Role of the buried halide-binding site of haloalkane dehalogenase DbeA
Daniel L.1, Chaloupkova R.1, Brezovsky J.1, Prudnikova
T.2, Rezacova P.3, Prokop Z.1, Mozga T.1, Koudelakova T.1,
Sato Y.4, Kuty M.2,5, Nagata Y.4,
Kuta Smatanova I.2,5 and
Damborsky J.1
1 Loschmidt Laboratories, Department of Experimental Biology
and Research Centre for Toxic Compounds in the Environment, Faculty of Science,
Masaryk University, Kamenice 5/A4, 625 00 Brno, Czech
Republic;
2South Bohemian Research
Center of Aquaculture and Biodiversity of Hydrocenoses
and School of Complex Systems, University of South Bohemia, Zamek
136, 373 33 Nove Hrady,
Czech Republic;
3Institute of Molecular
Genetics, Academy of Sciences of the Czech Republic, Videnska
1083, 142 20 Prague, Czech Republic
4, Czech Republic, 4Department
of Environmental Life Sciences, Graduate School of Life Sciences, Tohoku
University, 2-1-1 Katahira, Sendai 980-8577, Japan;
5Institute of Nanobiology and Structural
Biology GCRC, Academy of Sciences of the Czech Republic, Zamek
136, 373 33 Nove Hrady,
Czech Republic
The crystal structure of haloalkane dehalogenase DbeA from Bradyrhizobium elkani USDA94 revealed the presence of a unique second halide-binding site for chlorides. A double mutant DbeA03 (I44L+Q102H), which should have the second binding site removed, was constructed and biochemically characterized. Molecular modeling was employed to prove successful removal of the second halide-binding site in the mutant and to study its role in the catalysis.

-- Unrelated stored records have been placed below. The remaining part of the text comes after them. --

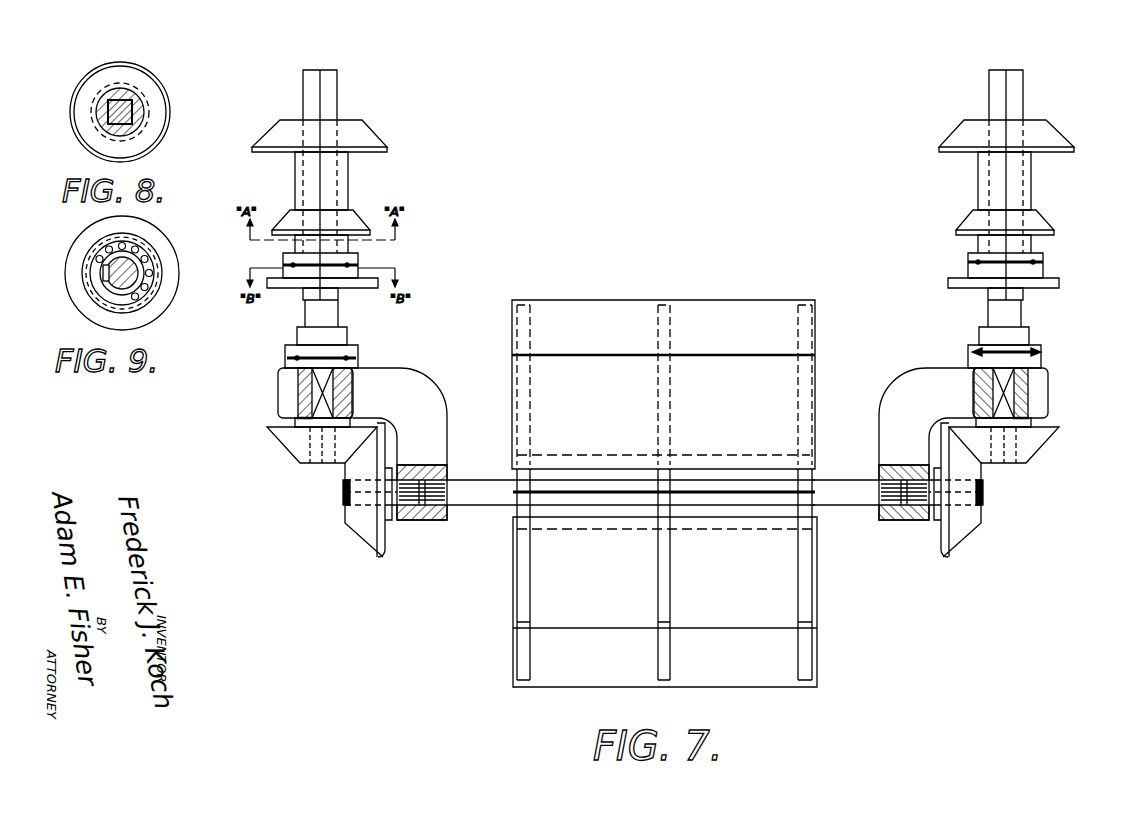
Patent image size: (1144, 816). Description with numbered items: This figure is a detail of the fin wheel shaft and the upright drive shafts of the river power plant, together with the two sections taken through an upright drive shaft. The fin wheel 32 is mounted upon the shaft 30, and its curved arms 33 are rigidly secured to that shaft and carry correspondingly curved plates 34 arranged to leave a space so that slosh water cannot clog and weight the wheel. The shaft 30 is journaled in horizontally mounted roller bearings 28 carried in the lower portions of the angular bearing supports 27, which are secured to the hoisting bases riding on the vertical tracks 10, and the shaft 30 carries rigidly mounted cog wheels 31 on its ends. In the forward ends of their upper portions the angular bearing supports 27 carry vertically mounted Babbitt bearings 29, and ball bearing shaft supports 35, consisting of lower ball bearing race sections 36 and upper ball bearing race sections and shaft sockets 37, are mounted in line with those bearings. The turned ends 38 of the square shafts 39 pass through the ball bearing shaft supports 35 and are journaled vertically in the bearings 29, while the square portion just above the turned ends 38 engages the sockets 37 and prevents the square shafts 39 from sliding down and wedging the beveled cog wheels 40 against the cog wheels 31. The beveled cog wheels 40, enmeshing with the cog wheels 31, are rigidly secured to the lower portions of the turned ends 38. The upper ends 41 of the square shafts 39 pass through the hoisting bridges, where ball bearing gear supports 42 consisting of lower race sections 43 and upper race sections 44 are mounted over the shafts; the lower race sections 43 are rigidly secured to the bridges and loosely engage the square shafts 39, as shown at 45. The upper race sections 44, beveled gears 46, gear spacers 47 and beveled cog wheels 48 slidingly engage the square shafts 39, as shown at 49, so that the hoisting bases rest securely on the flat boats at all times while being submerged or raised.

In FIG. 7, the tracks 10 is at (745, 505).
In FIG. 7, the angular bearing supports 27 is at (418, 400).
In FIG. 7, the roller bearings 28 is at (422, 519).
In FIG. 7, the Babbitt bearings 29 is at (318, 392).
In FIG. 7, the shaft 30 is at (848, 491).
In FIG. 7, the cog wheels 31 is at (363, 529).
In FIG. 7, the fin wheel 32 is at (500, 631).
In FIG. 7, the arms 33 is at (663, 547).
In FIG. 7, the plates 34 is at (717, 313).
In FIG. 7, the ball bearing shaft supports 35 is at (285, 358).
In FIG. 7, the lower ball bearing race sections 36 is at (352, 369).
In FIG. 7, the upper ball bearing race sections and shaft sockets 37 is at (333, 349).
In FIG. 7, the turned ends 38 is at (297, 419).
In FIG. 7, the square shafts 39 is at (328, 87).
In FIG. 7, the beveled cog wheels 40 is at (297, 448).
In FIG. 7, the upper ends 41 is at (330, 108).
In FIG. 7, the ball bearing gear supports 42 is at (367, 261).
In FIG. 9, the lower race sections 43 is at (156, 292).
In FIG. 7, the lower race sections 43 is at (950, 281).
In FIG. 7, the upper race sections 44 is at (968, 254).
In FIG. 9, the loose engagement 45 is at (105, 279).
In FIG. 8, the beveled gears 46 is at (160, 122).
In FIG. 7, the beveled gears 46 is at (350, 220).
In FIG. 7, the gear spacers 47 is at (342, 173).
In FIG. 7, the beveled cog wheels 48 is at (367, 135).
In FIG. 8, the sliding engagement 49 is at (136, 118).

Comparison of calculated binding energies
of chloride ions bound at the second halide-binding site in DbeA03 and wild
type DbeA suggested the successful removal of the
second halide-binding site. The calculated difference in the binding energies
between wild type DbeA and DbeA03 was 8.7 ± 2.7 kcal.mol-1. This conclusion was confirmed
experimentally by stopped flow fluorescence measurement of chloride binding to
both enzymes. Obtained dissociation constant showed an order of magnitude
decrease in chloride binding affinity to DbeA03 compared to DbeA
wt. The effect of the second
halide-binding site on the catalysis was consequently probed by molecular
dynamic simulations at constant pH conditions. The pKa of the catalytic histidine in wild type DbeA
(pKa
= 7.1 ± 1.4) without chloride anion bound at the second halide-binding site was
comparable to pKa
in DbeA03 (pKa
= 7.3 ± 0.5) where the second halide-binding site was removed. In the case of wild
type DbeA with the chloride anion present, the pKa of
the catalytic histidine was significantly increased (pKa =
9.6 ± 0.8) making it a much stronger base. This effect is in agreement with transient
kinetic experiments revealing that the rate of hydrolysis was significantly
decreased by introduced mutations.
This study showed that the presence of the second halide-binding site in haloalkane dehalogenase DbeA significantly alters its catalytic properties. Thus, engineering of buried halide-binding sites into the protein core represents a novel strategy for the construction of novel catalysts.